For starters, you tend to blink less in front of screens, and this habit can lead to eye dryness and the deterioration of vision in the long run. But the big problem is that electronic screens in general (TV, smartphones, computers, and laptops) emit a light called blue light. Overexposure to it is linked to problems like eyestrain, blurry vision, and even cataracts.

There’s also the risk of sleeping issues because, at night, blue light makes our brain alert as if it were daytime. Some special glasses lenses can filter the blue light. But you need to take more breaks to stop looking directly at these screens for so many hours in a row.

Keep an Eye on Your Eyes

While vision degeneration is a sad and inevitable symptom of aging, a few simple changes in general habits can at least delay these effects.

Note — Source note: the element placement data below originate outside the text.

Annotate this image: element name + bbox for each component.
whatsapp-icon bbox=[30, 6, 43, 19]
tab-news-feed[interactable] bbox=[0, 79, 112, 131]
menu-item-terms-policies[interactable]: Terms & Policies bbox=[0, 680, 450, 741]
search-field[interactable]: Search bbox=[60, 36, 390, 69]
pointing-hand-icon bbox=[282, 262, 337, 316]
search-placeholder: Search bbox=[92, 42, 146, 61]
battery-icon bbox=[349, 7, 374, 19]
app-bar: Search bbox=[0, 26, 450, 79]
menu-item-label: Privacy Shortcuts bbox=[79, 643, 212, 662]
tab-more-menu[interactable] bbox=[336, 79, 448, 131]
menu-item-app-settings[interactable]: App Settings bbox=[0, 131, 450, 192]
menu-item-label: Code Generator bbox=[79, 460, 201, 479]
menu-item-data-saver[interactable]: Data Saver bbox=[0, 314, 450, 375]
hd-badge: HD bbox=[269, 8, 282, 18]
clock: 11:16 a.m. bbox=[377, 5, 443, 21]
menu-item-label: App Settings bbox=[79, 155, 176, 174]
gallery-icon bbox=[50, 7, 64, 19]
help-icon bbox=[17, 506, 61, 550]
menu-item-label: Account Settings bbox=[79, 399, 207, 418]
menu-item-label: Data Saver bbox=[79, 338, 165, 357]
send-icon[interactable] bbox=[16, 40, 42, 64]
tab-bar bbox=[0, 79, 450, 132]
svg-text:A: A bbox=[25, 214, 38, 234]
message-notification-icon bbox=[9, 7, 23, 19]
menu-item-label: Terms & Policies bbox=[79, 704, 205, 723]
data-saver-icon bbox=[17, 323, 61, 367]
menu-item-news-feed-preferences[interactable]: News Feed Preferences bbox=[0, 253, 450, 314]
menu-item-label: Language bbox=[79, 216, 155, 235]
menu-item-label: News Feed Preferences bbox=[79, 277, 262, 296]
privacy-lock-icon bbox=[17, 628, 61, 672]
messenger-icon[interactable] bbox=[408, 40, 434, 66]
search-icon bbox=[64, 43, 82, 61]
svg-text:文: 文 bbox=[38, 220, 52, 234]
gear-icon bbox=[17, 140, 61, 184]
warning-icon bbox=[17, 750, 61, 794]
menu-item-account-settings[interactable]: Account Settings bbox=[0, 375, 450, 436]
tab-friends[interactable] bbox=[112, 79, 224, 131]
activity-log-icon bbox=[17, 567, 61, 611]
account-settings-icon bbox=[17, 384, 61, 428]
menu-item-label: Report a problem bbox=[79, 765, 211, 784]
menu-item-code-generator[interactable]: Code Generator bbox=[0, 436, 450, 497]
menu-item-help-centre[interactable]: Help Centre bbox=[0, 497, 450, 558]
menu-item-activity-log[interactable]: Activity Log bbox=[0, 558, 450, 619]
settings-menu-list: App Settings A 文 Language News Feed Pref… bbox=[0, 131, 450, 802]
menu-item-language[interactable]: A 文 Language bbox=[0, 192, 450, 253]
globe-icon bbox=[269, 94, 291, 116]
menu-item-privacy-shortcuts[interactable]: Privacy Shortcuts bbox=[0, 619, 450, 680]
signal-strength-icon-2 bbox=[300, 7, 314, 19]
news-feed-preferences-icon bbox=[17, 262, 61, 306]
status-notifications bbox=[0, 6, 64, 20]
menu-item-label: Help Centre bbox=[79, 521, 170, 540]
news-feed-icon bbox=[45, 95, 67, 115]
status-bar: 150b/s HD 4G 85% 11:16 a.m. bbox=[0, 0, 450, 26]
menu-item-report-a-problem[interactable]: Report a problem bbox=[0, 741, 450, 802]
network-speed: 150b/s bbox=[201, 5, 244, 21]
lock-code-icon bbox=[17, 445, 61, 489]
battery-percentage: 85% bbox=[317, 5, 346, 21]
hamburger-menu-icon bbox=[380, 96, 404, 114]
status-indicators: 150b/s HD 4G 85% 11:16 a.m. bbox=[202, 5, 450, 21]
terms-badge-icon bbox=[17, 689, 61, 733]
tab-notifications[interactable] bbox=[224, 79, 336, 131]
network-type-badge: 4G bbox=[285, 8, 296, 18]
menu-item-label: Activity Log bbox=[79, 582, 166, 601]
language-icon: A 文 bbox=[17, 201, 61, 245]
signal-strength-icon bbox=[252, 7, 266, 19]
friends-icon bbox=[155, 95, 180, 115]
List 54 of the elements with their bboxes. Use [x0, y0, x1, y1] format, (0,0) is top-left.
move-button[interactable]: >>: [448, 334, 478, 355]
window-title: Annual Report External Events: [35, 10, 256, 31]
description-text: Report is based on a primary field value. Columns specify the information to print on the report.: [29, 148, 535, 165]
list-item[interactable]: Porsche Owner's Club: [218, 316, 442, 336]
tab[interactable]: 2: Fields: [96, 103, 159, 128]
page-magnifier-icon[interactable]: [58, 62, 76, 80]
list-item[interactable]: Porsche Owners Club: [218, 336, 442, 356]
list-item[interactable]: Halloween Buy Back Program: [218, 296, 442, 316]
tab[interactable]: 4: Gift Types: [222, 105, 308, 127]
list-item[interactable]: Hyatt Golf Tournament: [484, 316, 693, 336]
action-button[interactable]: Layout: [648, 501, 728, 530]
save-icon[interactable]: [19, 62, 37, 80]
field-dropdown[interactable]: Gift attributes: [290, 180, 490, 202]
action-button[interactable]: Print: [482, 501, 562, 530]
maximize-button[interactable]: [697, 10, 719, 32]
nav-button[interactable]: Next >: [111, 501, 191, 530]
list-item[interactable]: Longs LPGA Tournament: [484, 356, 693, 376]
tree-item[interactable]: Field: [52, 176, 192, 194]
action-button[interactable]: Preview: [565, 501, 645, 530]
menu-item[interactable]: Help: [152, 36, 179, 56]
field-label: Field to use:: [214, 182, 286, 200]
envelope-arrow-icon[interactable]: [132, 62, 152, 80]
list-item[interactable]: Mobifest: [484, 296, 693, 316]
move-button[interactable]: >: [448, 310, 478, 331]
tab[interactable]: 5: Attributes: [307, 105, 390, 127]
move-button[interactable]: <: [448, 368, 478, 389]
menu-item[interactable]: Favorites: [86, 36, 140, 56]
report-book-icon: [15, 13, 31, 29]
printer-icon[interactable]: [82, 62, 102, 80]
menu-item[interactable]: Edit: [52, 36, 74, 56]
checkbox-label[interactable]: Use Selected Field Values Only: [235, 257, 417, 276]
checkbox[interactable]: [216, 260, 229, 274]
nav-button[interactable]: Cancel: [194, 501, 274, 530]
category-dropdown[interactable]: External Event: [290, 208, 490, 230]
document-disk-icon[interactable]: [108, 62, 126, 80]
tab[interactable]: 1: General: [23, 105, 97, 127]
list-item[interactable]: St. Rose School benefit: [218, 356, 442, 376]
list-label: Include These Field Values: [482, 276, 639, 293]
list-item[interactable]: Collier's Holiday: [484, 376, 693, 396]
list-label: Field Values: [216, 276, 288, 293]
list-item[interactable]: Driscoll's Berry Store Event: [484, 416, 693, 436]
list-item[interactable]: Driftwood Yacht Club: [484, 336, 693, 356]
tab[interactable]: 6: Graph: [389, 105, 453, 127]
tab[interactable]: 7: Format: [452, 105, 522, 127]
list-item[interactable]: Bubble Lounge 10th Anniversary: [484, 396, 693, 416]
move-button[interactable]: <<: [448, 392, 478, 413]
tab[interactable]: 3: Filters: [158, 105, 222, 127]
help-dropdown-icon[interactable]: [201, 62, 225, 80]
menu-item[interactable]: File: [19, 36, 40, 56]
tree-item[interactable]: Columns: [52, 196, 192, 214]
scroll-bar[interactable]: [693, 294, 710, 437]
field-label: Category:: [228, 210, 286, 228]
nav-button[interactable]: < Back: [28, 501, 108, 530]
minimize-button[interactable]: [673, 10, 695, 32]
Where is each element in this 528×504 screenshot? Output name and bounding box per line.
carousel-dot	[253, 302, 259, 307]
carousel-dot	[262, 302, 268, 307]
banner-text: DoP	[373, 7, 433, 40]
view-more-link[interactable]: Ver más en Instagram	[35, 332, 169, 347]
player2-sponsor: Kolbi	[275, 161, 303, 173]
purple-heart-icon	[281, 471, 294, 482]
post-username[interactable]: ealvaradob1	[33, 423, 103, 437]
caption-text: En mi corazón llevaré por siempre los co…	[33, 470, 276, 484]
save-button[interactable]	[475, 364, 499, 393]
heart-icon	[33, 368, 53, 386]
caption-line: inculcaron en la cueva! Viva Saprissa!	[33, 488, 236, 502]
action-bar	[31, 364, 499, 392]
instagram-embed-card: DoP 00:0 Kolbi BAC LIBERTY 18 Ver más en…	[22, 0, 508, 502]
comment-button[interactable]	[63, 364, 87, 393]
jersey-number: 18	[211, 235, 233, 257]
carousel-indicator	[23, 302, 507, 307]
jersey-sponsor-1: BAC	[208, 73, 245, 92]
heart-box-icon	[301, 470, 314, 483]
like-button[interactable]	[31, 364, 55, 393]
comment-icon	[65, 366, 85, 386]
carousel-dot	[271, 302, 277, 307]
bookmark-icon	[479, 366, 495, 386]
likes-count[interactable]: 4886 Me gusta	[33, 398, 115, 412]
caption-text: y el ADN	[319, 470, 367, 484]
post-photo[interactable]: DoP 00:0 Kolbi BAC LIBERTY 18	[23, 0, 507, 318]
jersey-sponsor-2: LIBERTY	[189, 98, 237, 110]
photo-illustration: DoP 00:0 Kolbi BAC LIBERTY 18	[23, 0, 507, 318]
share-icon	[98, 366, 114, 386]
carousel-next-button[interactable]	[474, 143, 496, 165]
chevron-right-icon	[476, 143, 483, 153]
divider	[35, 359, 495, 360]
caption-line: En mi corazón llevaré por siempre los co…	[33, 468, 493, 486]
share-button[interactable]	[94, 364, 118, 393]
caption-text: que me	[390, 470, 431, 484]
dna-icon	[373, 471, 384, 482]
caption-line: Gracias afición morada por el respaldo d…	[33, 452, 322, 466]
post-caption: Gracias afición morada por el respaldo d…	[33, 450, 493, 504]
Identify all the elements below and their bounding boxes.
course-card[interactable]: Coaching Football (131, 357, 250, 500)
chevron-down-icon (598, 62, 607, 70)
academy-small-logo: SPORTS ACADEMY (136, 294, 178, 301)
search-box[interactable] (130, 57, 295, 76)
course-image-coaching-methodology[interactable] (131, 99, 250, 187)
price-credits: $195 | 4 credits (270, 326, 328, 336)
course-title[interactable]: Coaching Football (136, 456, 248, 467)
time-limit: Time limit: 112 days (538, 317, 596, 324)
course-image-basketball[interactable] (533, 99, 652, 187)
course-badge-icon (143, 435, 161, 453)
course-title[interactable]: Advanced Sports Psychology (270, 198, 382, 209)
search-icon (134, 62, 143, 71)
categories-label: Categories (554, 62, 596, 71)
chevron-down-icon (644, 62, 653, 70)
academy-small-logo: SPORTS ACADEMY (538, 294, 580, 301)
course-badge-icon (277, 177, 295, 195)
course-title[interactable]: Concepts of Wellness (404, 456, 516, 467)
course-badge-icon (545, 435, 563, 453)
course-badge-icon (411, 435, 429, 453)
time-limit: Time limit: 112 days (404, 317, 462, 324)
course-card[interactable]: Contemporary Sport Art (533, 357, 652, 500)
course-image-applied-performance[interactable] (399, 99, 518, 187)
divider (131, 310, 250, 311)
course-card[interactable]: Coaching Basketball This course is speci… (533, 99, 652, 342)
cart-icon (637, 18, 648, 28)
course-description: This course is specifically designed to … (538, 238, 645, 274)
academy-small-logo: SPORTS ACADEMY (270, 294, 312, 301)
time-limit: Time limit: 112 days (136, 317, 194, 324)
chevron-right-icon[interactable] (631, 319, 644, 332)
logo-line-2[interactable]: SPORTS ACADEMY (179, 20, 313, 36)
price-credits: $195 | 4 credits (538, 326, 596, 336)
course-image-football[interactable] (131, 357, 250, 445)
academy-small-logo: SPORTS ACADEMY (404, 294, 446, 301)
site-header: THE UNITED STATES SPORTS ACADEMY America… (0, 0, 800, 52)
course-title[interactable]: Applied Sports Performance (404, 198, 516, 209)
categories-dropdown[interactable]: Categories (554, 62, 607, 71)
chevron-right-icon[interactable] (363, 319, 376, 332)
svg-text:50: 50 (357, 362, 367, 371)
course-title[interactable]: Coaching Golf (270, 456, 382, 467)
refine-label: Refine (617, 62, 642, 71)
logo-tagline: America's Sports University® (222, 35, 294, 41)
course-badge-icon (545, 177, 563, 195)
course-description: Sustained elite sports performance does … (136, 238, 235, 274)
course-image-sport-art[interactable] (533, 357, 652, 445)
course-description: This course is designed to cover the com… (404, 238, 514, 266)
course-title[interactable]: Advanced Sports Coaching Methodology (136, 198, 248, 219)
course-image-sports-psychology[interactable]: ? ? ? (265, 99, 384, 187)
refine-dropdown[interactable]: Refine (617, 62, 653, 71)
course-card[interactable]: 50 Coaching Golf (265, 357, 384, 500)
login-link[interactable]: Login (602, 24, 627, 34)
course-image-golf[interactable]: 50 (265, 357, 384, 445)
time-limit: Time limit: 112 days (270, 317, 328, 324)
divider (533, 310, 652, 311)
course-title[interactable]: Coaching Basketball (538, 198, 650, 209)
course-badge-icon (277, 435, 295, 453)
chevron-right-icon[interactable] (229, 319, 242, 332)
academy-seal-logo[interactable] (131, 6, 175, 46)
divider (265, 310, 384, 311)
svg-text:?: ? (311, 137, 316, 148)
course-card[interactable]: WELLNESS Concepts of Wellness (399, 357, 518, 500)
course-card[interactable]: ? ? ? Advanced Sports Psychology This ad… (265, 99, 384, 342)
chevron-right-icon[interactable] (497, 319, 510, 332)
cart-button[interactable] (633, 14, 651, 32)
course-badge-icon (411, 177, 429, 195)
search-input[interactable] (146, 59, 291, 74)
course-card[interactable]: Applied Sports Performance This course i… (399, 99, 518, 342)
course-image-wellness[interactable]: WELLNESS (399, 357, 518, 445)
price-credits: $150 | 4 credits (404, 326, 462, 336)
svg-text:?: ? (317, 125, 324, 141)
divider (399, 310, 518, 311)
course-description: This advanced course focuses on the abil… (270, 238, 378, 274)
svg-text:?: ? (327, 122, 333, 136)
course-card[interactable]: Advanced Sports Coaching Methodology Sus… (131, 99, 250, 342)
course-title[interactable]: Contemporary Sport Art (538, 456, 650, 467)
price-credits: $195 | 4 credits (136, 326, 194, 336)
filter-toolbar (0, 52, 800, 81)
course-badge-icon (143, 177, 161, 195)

Pay special attention to your diet and hygiene. Avoid straining your eyes with too many hours in front of the computer or reading in bed at night. And police yourself not to touch or rub your eyes without washing your hands first.

Mostly, keep an eye on what your eyes are trying to tell you. Symptoms such as eyestrain or itchiness can be a wake-up call for problems whose short-term and long-term effects can damage your eyesight ahead of time.